Multiplex Serological Assays

Chairperson: Rob Burgess, PhD, Chief Business Officer, Sino Biological

1:00 Application of SARS-CoV-2 Serological Assays for Monitoring the Epidemic and Qualification of Donors and Plasma for Use as COVID-19 Convalescent Plasma (CCP)

Michael P. Busch, MD, PhD, Director, Vitalant Research Institute; Senior Vice President for Research and Scientific Programs, Vitalant; Professor of Laboratory Medicine, University of California, San Francisco

Vitalant Research Institute (VRI) has developed and is driving two large studies related to SARS-CoV-2/COVID-19. One study, funded by the NHLBI and NIAID, is titled RESPONSE (REDS Epidemiology, Surveillance and Preparedness of the Novel SARS-CoV-2 Epidemic). The RESPONSE study will evaluate the rates of SARS-CoV-2 RNA in 300,000 donations in minipools and SARS-CoV-2 Abs 36,000 donations in 6 US blood collection regions. It will also track rates of COVID-19 post-donation information (PDI) reports with donation plasma tested for RNA, recipients tested to investigate potential transfusion transmission, as well as 150 PDI donors with infection followed for 12 months with collection of longitudinal serum and PMBC samples for characterization of immune responses over time and to establish a sharable repository for pathogenesis and vaccine research.
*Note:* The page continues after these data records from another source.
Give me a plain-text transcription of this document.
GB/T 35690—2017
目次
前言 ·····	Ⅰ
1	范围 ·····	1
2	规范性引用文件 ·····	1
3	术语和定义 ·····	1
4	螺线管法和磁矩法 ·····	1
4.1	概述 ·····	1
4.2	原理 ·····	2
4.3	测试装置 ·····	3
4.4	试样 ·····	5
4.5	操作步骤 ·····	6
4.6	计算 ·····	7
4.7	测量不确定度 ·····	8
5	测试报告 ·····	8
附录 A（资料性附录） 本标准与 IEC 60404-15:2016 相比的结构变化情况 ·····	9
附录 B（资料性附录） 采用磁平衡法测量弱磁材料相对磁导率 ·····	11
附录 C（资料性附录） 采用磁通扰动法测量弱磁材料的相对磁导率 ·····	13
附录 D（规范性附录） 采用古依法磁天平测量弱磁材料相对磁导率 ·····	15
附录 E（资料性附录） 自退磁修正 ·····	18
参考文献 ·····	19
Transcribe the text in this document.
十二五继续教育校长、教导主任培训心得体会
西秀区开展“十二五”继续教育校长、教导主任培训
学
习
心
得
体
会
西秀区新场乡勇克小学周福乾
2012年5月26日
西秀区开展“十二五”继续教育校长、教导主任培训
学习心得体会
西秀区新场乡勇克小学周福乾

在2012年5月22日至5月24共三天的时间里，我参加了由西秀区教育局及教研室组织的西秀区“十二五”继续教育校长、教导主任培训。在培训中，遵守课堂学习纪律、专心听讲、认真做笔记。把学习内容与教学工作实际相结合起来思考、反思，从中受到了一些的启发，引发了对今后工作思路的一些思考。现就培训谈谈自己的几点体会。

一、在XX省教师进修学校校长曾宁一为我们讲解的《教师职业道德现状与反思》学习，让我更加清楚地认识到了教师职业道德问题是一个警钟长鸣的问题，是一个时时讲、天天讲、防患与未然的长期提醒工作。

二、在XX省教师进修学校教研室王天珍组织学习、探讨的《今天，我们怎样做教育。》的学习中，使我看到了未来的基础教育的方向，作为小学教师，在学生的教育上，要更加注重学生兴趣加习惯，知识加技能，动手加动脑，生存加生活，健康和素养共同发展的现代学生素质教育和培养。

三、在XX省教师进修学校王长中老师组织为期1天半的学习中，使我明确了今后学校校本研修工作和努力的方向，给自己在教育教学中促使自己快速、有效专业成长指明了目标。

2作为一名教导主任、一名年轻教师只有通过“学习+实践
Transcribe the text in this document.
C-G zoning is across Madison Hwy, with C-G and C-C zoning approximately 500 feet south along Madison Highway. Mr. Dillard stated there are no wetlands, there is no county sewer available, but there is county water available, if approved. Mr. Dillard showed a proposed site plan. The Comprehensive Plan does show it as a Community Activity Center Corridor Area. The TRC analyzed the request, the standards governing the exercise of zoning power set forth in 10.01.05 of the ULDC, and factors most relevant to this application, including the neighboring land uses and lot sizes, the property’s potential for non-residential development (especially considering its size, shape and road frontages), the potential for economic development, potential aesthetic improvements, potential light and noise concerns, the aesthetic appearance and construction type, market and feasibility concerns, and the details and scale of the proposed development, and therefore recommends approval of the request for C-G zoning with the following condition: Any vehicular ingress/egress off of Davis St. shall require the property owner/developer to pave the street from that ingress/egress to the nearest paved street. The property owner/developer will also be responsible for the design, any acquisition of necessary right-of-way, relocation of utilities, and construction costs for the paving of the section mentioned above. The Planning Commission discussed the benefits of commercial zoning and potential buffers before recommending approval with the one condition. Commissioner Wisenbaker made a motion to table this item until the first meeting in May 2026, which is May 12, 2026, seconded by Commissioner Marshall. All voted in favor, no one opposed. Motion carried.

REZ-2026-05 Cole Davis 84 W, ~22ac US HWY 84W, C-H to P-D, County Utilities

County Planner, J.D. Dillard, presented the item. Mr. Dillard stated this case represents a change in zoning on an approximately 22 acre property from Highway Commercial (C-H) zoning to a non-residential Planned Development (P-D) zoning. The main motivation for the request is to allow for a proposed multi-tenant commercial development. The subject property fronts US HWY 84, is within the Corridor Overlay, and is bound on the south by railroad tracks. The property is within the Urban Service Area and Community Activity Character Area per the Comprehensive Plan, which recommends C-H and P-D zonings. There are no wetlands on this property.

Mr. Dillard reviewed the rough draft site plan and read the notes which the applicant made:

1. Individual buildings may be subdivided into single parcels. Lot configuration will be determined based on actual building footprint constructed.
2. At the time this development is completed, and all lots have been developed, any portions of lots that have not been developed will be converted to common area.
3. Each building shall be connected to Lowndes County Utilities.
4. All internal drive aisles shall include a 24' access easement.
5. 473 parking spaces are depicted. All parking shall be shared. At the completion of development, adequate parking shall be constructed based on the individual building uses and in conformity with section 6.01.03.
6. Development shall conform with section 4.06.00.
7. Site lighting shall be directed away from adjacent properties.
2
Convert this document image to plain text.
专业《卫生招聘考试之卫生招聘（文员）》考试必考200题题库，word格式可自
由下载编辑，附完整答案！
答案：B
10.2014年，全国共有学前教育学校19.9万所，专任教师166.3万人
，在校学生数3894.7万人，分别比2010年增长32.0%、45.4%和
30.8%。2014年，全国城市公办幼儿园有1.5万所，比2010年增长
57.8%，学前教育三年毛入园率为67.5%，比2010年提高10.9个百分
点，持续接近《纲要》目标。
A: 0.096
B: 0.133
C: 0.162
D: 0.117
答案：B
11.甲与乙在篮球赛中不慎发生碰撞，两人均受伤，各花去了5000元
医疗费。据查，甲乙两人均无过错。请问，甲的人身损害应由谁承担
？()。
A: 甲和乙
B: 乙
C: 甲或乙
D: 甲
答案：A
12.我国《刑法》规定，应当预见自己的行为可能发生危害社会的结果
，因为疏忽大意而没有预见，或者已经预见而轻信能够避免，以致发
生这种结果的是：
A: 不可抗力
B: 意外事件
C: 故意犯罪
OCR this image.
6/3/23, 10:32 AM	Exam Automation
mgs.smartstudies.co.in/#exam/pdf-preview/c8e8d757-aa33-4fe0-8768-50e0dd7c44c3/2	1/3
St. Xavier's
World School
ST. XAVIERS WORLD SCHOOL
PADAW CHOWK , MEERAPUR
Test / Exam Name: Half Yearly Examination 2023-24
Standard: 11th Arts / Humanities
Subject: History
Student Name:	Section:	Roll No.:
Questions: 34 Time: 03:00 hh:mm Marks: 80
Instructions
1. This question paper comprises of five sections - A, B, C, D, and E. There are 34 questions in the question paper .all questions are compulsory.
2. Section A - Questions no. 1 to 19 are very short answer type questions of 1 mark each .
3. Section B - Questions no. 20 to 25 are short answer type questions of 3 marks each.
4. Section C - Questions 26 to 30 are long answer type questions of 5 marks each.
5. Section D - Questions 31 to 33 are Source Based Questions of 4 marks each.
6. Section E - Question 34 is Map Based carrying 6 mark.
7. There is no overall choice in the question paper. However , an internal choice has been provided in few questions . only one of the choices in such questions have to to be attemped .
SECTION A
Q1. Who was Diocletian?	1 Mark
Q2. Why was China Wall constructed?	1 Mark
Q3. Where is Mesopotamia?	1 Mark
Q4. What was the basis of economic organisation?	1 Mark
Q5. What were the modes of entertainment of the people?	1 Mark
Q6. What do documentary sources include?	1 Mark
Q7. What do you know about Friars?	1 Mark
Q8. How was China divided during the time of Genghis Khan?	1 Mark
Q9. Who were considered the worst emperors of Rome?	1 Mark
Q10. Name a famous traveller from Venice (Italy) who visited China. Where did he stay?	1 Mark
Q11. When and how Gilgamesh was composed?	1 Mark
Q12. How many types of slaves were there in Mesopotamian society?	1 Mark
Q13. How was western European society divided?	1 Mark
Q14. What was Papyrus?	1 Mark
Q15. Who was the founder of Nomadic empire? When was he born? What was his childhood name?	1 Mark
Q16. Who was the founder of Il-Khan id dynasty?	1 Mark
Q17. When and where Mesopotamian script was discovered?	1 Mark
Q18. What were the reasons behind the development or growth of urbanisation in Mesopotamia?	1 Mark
In addition, we are leading a large CDC-funded national serosurvey to apply SARS-CoV-2 Ab assays to test 340,000 blood donor samples collected in monthly serial cross-sectional waves in 25 regions within the US. This study will also follow 150 convalescent plasma donors for 18 months with characterization of SARS-CoV-2 antibody dynamics over time using multiple high-throughput platforms, a novel pseudotyped SARS-CoV-2 reporter viral particle neutralizing assay to perform high-throughput titration to qualify COVID-19 Convalescent Plasma (CCP), and a respiratory viral protein array assay developed by Dr. Philip Felgner’s team at UC Irvine in partnership with Sino Biological.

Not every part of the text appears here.